Cooper: University of Tennessee, Knoxville, postpones need to have ACT/SAT until 2025

Staff Photo By C.B. Schmelter / University of Tennessee President Randy Boyd speaks during a UT Board of Trustees meeting in the Tennessee Room at the University Center on the campus of the University of Tennessee at Chattanooga in 2020.
Staff Photo By C.B. Schmelter / University of Tennessee President Randy Boyd speaks during a UT Board of Trustees meeting in the Tennessee Room at the University Center on the campus of the University of Tennessee at Chattanooga in 2020.

If you want to go to the University of Tennessee, Knoxville, for the next few years, you can ditch the SAT prep sessions, forget about filling in circled answers on your ACT and won't have to waste a Saturday morning when you could be sleeping.

The school announced Thursday that ACT or SAT scores would be optional for admission through the 2025 fall admissions cycle.

"Though we believe admissions tests do provide additional validity to our decisions, we also understand the tests are just one part of a student's story," Fabrizio D'Aloisio, associate vice provost for enrollment management and executive director of undergraduate admissions, said in a news release. "This five-year test-optional policy will allow us to collect data and assess how effective admissions tests are for our population of students."

Since many schools and testing centers around the country were closed during the coronavirus pandemic last year, some 1,600 colleges and universities in the fall of 2020 made standardized tests optional for entrance.

UT moved to a test-optional application process in July 2020, with 9,000 prospective students applying without the scores, but until Thursday hadn't extended that action.

The University of Tennessee at Chattanooga will not mandate standardized tests for fall admission this year, but the school will require a higher high school grade point average (3.0) to be considered for admission instead of a 2.85 grade point average (GPA) with an 18 ACT score (or equivalent SAT) or a 2.5 GPA with a 21 ACT score (or equivalent SAT).

Some private colleges had eliminated the standardized test requirement before the coronavirus, saying indicators such as high school GPA, academic transcript and class rank were enough.

Others consider such tests discriminatory.

In announcing its test-optional decision in 2019, Colorado College said some recent studies had "increasingly made clear the cultural, social and economic biases of test design. This also includes access to preparation materials such as study guides and prep courses. Such design and preparation strategies can have a significant impact on scores, with the results being standardized test scores tend to be higher for wealthier students and for white students."

Leslie Cornfeld, founder and CEO of the National Education Equity Lab, an organization that helps low-income college students get into college, told Inside Higher Ed in March that programs in which high school students take dual enrollment college courses are among the standardized test alternatives that "provide a demonstration of college readiness."

"I think we have known for quite some time that standardized tests like the ACT and SAT can mask talent in the Black and Latino communities," she said.

That opinion is not shared by everybody. In fact, some say standardized tests allow minority students to show what they can do, especially if they come from less rigorous high schools.

UT says students still can choose to submit ACT/SAT scores but that those who don't will have the ability in their application to show their academic and nonacademic talents, including leadership, community engagement, critical thinking and intellectual curiosity.

In Tennessee, access to the standardized testing is not the problem it may be in other places. While students are required to take a postsecondary readiness test like ACT or the SAT to graduate, the state offers the ACT at no charge for high school juniors during their spring semester and again during the fall semester of their senior year.

Hamilton County Schools Superintendent Dr. Bryan Johnson said he thought UT's move was "the right step as regarding the pandemic" and that it will be "interesting" and "intriguing" to "see how that group [admitted without standardized tests] is doing."

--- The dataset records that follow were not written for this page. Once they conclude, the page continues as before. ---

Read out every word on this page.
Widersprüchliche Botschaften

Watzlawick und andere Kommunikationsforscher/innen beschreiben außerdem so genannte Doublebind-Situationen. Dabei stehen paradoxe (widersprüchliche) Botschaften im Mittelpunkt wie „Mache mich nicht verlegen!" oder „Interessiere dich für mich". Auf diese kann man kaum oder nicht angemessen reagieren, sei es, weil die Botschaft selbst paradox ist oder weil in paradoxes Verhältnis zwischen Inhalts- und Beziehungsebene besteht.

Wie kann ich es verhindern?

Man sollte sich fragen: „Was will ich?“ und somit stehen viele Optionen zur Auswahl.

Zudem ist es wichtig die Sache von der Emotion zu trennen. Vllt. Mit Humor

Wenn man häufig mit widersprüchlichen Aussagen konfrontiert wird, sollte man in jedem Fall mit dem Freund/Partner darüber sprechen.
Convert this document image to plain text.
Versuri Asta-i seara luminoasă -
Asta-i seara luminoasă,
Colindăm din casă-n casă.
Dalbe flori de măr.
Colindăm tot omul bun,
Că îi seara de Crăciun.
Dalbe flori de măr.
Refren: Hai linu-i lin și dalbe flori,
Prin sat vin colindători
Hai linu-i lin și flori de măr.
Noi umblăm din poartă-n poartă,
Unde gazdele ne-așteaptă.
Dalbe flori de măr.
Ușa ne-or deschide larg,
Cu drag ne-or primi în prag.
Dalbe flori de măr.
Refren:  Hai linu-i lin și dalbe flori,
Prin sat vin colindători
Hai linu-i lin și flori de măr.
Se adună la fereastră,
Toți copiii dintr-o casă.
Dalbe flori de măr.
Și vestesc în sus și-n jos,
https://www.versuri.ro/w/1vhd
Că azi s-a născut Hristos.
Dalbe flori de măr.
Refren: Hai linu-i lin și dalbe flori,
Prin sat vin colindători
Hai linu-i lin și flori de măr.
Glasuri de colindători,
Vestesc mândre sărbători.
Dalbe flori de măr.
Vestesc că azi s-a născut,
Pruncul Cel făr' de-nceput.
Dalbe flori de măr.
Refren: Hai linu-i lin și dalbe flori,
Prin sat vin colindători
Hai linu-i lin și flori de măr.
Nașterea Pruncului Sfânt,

He said the state's push toward all secondary students reaching a 21 on the ACT test "is still a focus for us," and he doesn't see a move away from standardized testing for college entrance being "a precursor" for ending standardized testing in K-12 public education.

But, Johnson said, "it warrants everybody taking a deeper look at what we might be doing, what we might not be doing" about "unnecessary additional hurdles" for students to enter some academic programs.

The pandemic has offered a wider testing ground for subjective entrance to college admission, and it is likely to be embraced by private colleges and universities that can be choosy about their students and their qualifications.

It may be more difficult for large public universities, whose staffs and time in considering potentially thousands of applicants without standardized test scores may be limited. We can also envision lots of phone calls - and probably lawsuits - that ask, for example, why only one of two students with the same GPA and similar extra-curricular activities was admitted, and one not.

As such, we don't see the ACT, SAT and their like disappearing anytime soon.